My grief for the baby was pushed even deeper inside. My grief for Abi ‘trumped’ it all. The unthinkable became my reality.
How I wished the baby was still inside me. Maybe it would have stood a chance. I would at least have had something to hope for, but in truth I knew that the shock of losing Abi would most likely have caused a miscarriage in any case.
While Abi’s death was clearly a much more significant loss, I still felt trauma about the baby. In some ways, it was worse for while, as what happened to Abi was out of my control, yet I had control over my baby’s fate. I had to carry this all alone because everyone around me was consumed by their own grief. Few people knew, some had suspicions, but it was as though that loss couldn’t possibly compare to Abi so it was too difficult and awkward to mention, after all no one knew what I was feeling because I didn’t, couldn’t, tell them. I was simply another mother, carrying the burden of incredible losses. For doctors, it was a ‘medical’ problem that had been dealt with in the best way. Socially, I had no right to complain, I had done what I did through choice. So I used my public tears for Abi as a way to shed secret tears for the baby, and for myself.

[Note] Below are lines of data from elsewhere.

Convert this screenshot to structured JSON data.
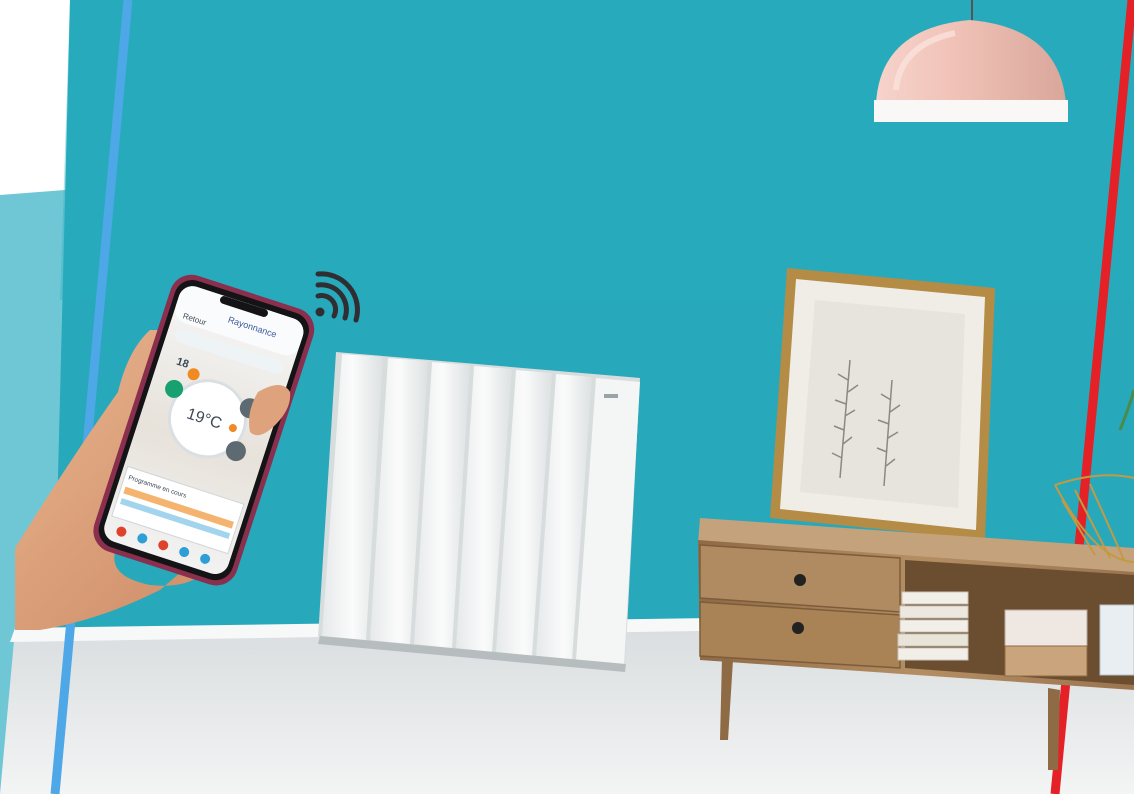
{
  "scene": {
    "colors": {
      "wall": "#27a8bb",
      "wall_left_panel": "#6dc6d4",
      "floor": "#e9ebec",
      "blue_line": "#4ea7e6",
      "red_line": "#e32127",
      "radiator": "#f4f5f5",
      "wood": "#a9825a",
      "lamp": "#f1c6bd",
      "frame": "#b9924a"
    },
    "icons": [
      "wifi-signal-icon"
    ]
  },
  "phone": {
    "header_back": "Retour",
    "brand": "Rayonnance",
    "setpoint_small": "18",
    "temperature": "19°C",
    "schedule_label": "Programme en cours"
  }
}
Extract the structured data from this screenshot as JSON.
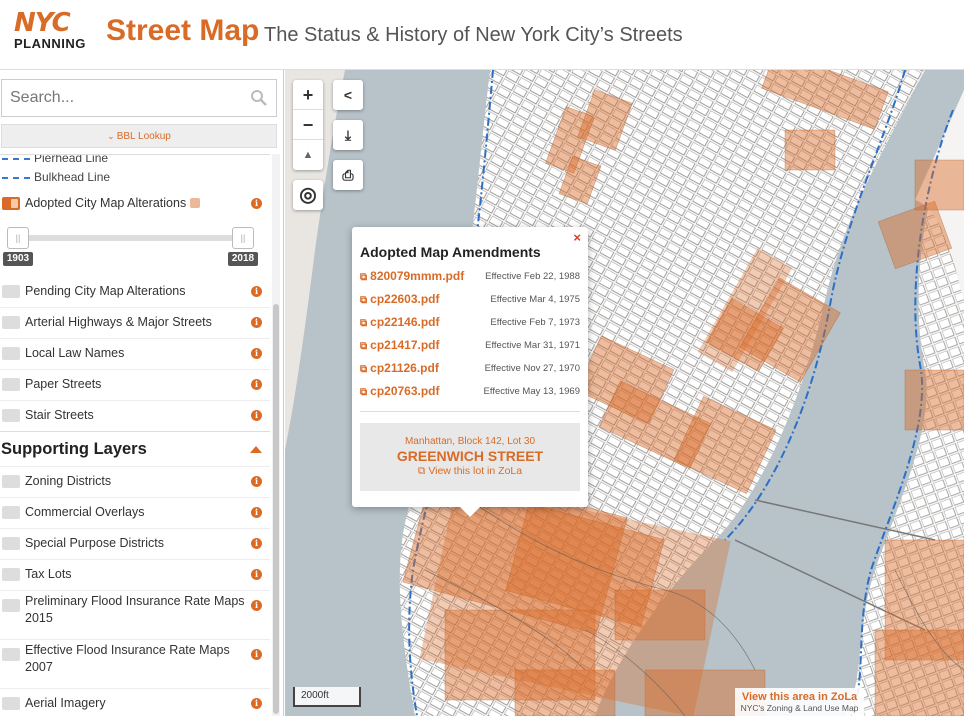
{
  "header": {
    "logo_top": "NYC",
    "logo_bottom": "PLANNING",
    "title": "Street Map",
    "subtitle": "The Status & History of New York City’s Streets"
  },
  "sidebar": {
    "search_placeholder": "Search...",
    "bbl_lookup": "BBL Lookup",
    "legend_lines": [
      {
        "label": "Pierhead Line"
      },
      {
        "label": "Bulkhead Line"
      }
    ],
    "adopted_layer": {
      "label": "Adopted City Map Alterations",
      "checked": true
    },
    "slider": {
      "min_label": "1903",
      "max_label": "2018"
    },
    "layers": [
      {
        "label": "Pending City Map Alterations",
        "checked": false
      },
      {
        "label": "Arterial Highways & Major Streets",
        "checked": false
      },
      {
        "label": "Local Law Names",
        "checked": false
      },
      {
        "label": "Paper Streets",
        "checked": false
      },
      {
        "label": "Stair Streets",
        "checked": false
      }
    ],
    "supporting_title": "Supporting Layers",
    "supporting_layers": [
      {
        "label": "Zoning Districts",
        "checked": false
      },
      {
        "label": "Commercial Overlays",
        "checked": false
      },
      {
        "label": "Special Purpose Districts",
        "checked": false
      },
      {
        "label": "Tax Lots",
        "checked": false
      },
      {
        "label": "Preliminary Flood Insurance Rate Maps 2015",
        "checked": false
      },
      {
        "label": "Effective Flood Insurance Rate Maps 2007",
        "checked": false
      },
      {
        "label": "Aerial Imagery",
        "checked": false
      }
    ],
    "info_glyph": "i"
  },
  "map": {
    "controls": {
      "zoom_in": "+",
      "zoom_out": "−",
      "compass": "▲",
      "locate": "◎",
      "share": "<",
      "download": "⤓",
      "print": "⎙"
    },
    "scale_label": "2000ft",
    "zola_link": "View this area in ZoLa",
    "zola_sub": "NYC's Zoning & Land Use Map",
    "colors": {
      "water": "#b7c3c9",
      "land": "#f4f1ee",
      "alteration": "#d96b27",
      "accent": "#d96b27"
    }
  },
  "popup": {
    "title": "Adopted Map Amendments",
    "close": "×",
    "amendments": [
      {
        "file": "820079mmm.pdf",
        "effective": "Effective Feb 22, 1988"
      },
      {
        "file": "cp22603.pdf",
        "effective": "Effective Mar 4, 1975"
      },
      {
        "file": "cp22146.pdf",
        "effective": "Effective Feb 7, 1973"
      },
      {
        "file": "cp21417.pdf",
        "effective": "Effective Mar 31, 1971"
      },
      {
        "file": "cp21126.pdf",
        "effective": "Effective Nov 27, 1970"
      },
      {
        "file": "cp20763.pdf",
        "effective": "Effective May 13, 1969"
      }
    ],
    "lot": {
      "meta": "Manhattan, Block 142, Lot 30",
      "street": "GREENWICH STREET",
      "view_label": "View this lot in ZoLa"
    }
  }
}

Months later, I realised that in order to make peace with what I had done, I needed to find out what sex my baby was. I had previously asked not to know because I didn’t want to become even more attached. I contacted the consultant and they dug out the file.

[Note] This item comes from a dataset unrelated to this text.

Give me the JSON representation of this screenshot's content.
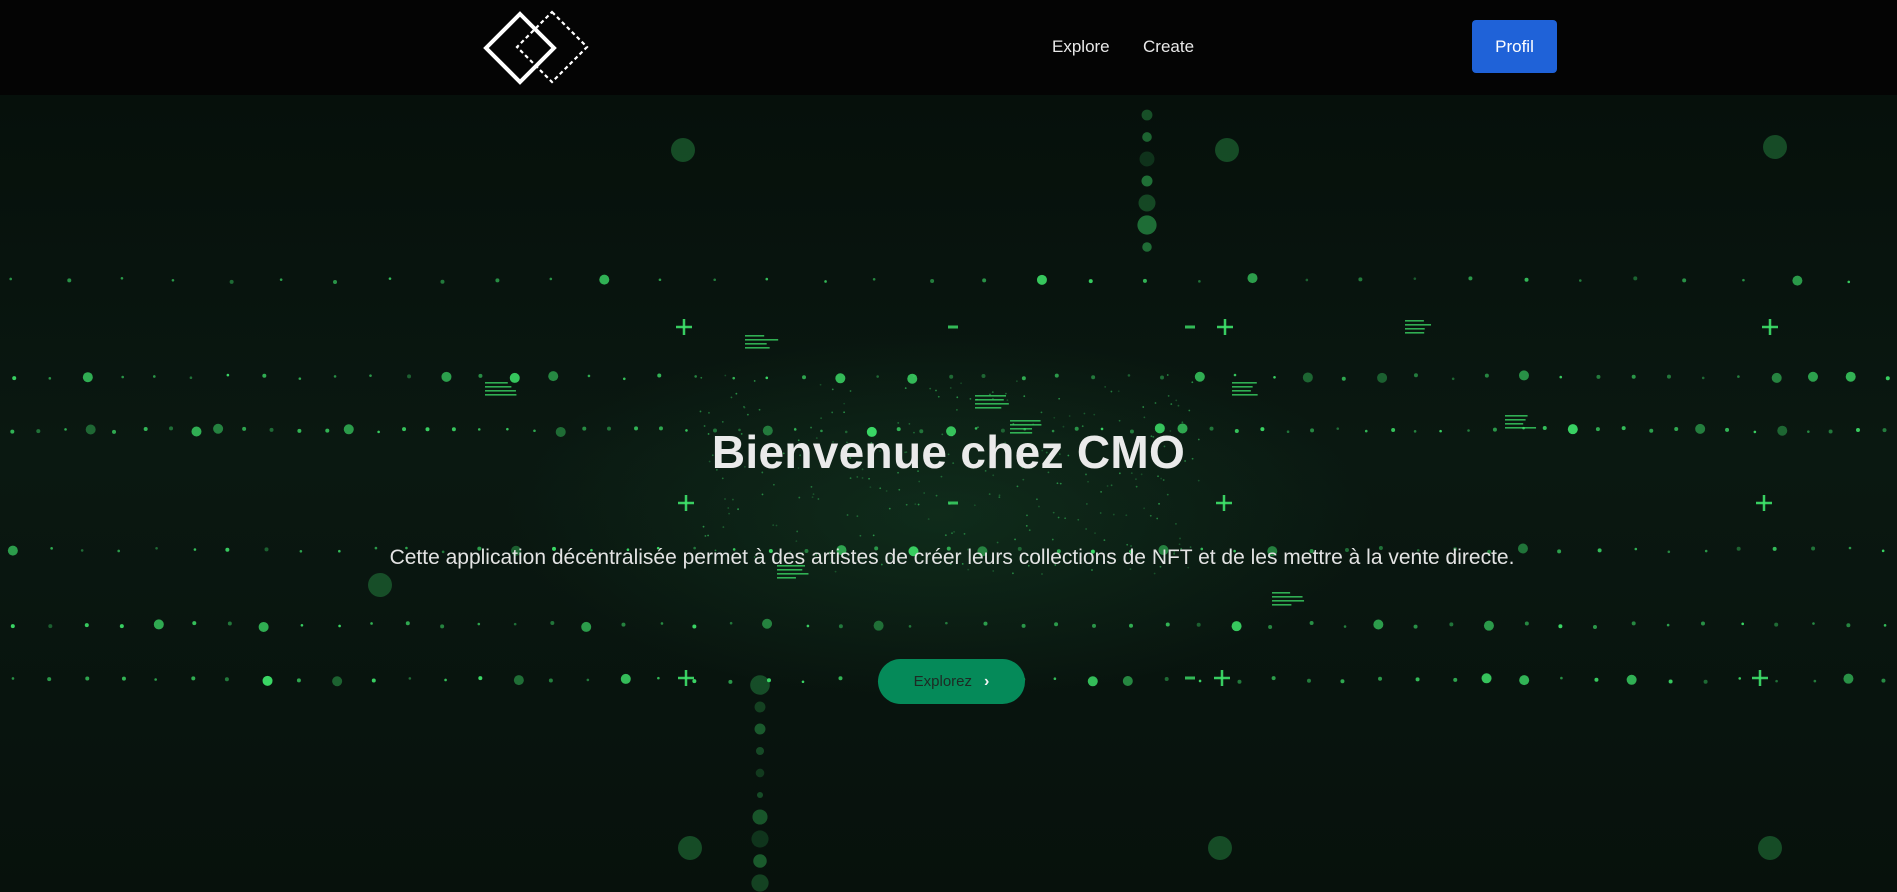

On 22 July 2013, Kate Middleton gave birth to Prince George and as I watched the news on TV, I held a letter in my hand telling me very professionally that my baby had been ‘a female’. I cried then, for her, my other baby girl. I looked on at Kate’s radiant face holding her precious baby and tears streamed down my cheeks. I gave my baby girl the space she deserved to be mourned. I said sorry to her and told her I’d hold her one day, when I’m also with Abi.
Abi had suspected my pregnancy and after her death I found a diary she’d written only weeks before with a list of girls’ and boys’ names. The poignancy of this was almost impossible to bear. I dug it out from the box of things that was still under her bed. From the list of names, I chose Bella.

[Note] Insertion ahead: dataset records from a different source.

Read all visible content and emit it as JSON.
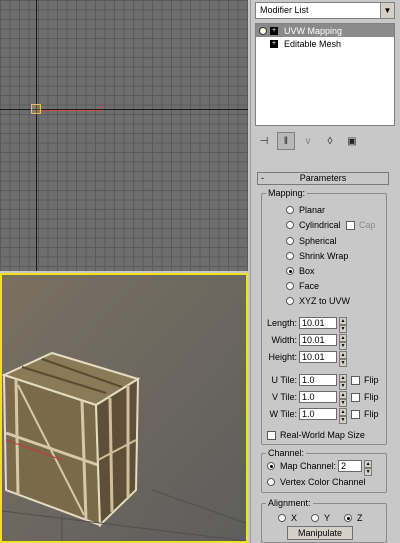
{
  "modifier_list": {
    "label": "Modifier List"
  },
  "stack": {
    "items": [
      {
        "label": "UVW Mapping",
        "selected": true
      },
      {
        "label": "Editable Mesh",
        "selected": false
      }
    ]
  },
  "stack_tools": [
    "pin-stack-icon",
    "show-end-result-icon",
    "make-unique-icon",
    "remove-modifier-icon",
    "configure-modifier-sets-icon"
  ],
  "rollout": {
    "title": "Parameters",
    "collapse": "-"
  },
  "mapping": {
    "title": "Mapping:",
    "options": [
      "Planar",
      "Cylindrical",
      "Spherical",
      "Shrink Wrap",
      "Box",
      "Face",
      "XYZ to UVW"
    ],
    "selected": "Box",
    "cap_label": "Cap",
    "length_label": "Length:",
    "length": "10.01",
    "width_label": "Width:",
    "width": "10.01",
    "height_label": "Height:",
    "height": "10.01",
    "utile_label": "U Tile:",
    "utile": "1.0",
    "vtile_label": "V Tile:",
    "vtile": "1.0",
    "wtile_label": "W Tile:",
    "wtile": "1.0",
    "flip_label": "Flip",
    "real_world_label": "Real-World Map Size"
  },
  "channel": {
    "title": "Channel:",
    "map_channel_label": "Map Channel:",
    "map_channel_value": "2",
    "vertex_color_label": "Vertex Color Channel",
    "selected": "map"
  },
  "alignment": {
    "title": "Alignment:",
    "x": "X",
    "y": "Y",
    "z": "Z",
    "selected": "Z",
    "manipulate_label": "Manipulate"
  },
  "colors": {
    "active_viewport_border": "#f2e01a",
    "viewport_bg": "#6e6e6e"
  }
}
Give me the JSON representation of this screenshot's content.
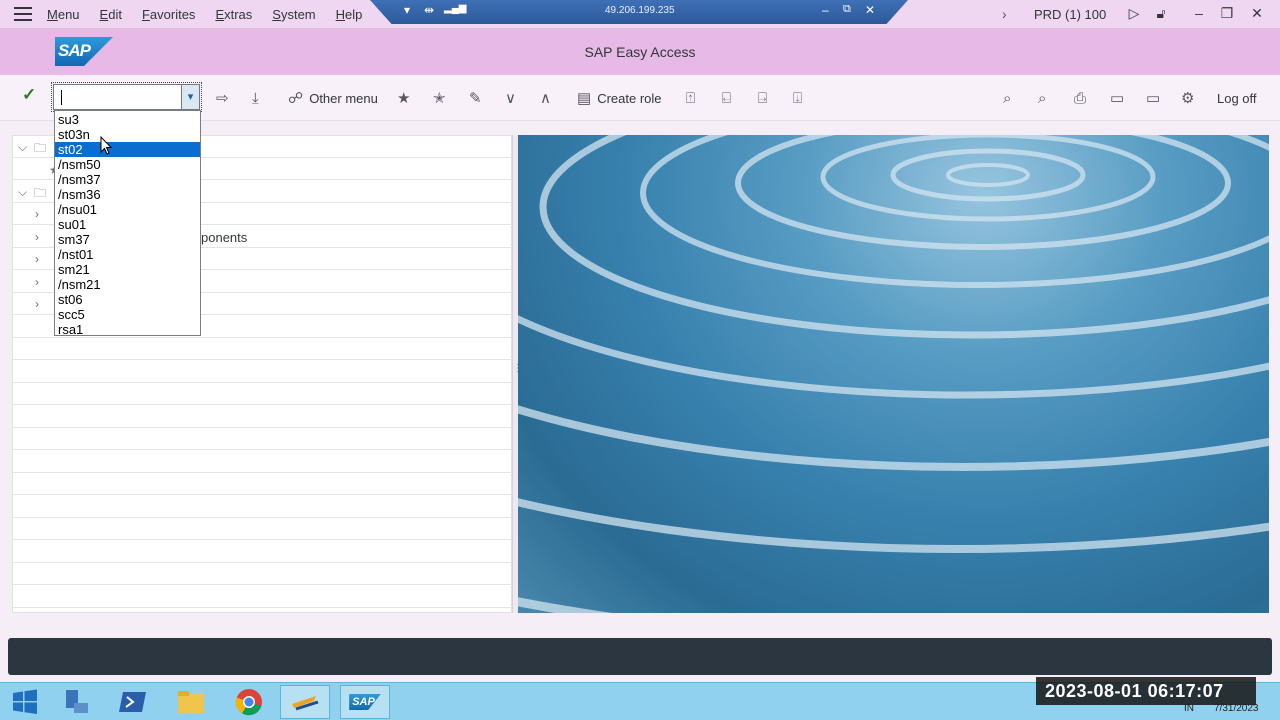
{
  "menubar": {
    "items": [
      "Menu",
      "Edit",
      "Favorites",
      "Extras",
      "System",
      "Help"
    ],
    "remote_ip": "49.206.199.235",
    "system": "PRD (1) 100"
  },
  "title": "SAP Easy Access",
  "logo_text": "SAP",
  "toolbar": {
    "other_menu": "Other menu",
    "create_role": "Create role",
    "log_off": "Log off"
  },
  "command_field": {
    "value": ""
  },
  "dropdown": {
    "items": [
      "su3",
      "st03n",
      "st02",
      "/nsm50",
      "/nsm37",
      "/nsm36",
      "/nsu01",
      "su01",
      "sm37",
      "/nst01",
      "sm21",
      "/nsm21",
      "st06",
      "scc5",
      "rsa1"
    ],
    "selected_index": 2
  },
  "tree": {
    "partial_text": "ponents"
  },
  "taskbar": {
    "sap_label": "SAP"
  },
  "clock": {
    "overlay": "2023-08-01  06:17:07",
    "date_small": "7/31/2023",
    "lang": "IN"
  },
  "colors": {
    "title_bar": "#e6b9e6",
    "menu_bar": "#efd7f1",
    "selection": "#0a6ed1",
    "status_bar": "#2b3640",
    "taskbar": "#8fd1ee"
  }
}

So, Baby Bella finally had an identity. She had existed within me for only 14 weeks but she was still made with love, she was wanted. I know she is perfect now, where she is, and that Abi is with her. Her various scan photos and the letter from the doctor are all I have of her, but they have been tucked away with Abi’s memory boxes for that time when I can face looking at them. It’s taken me five years to openly talk about Bella. Would she have made it to five? I can’t torture myself with that thought…
Since then, I have been quite remarkably blessed with not one but two healthy children, my rainbows. Naturally, the pregnancies were fraught with grief and anxiety but they were both smooth and they are such happy children, I cannot fail to feel joy.
I don’t dwell on this loss now, but, as I head into this season of remembering, I felt it only right to give Bella a special mention… my baby who never was.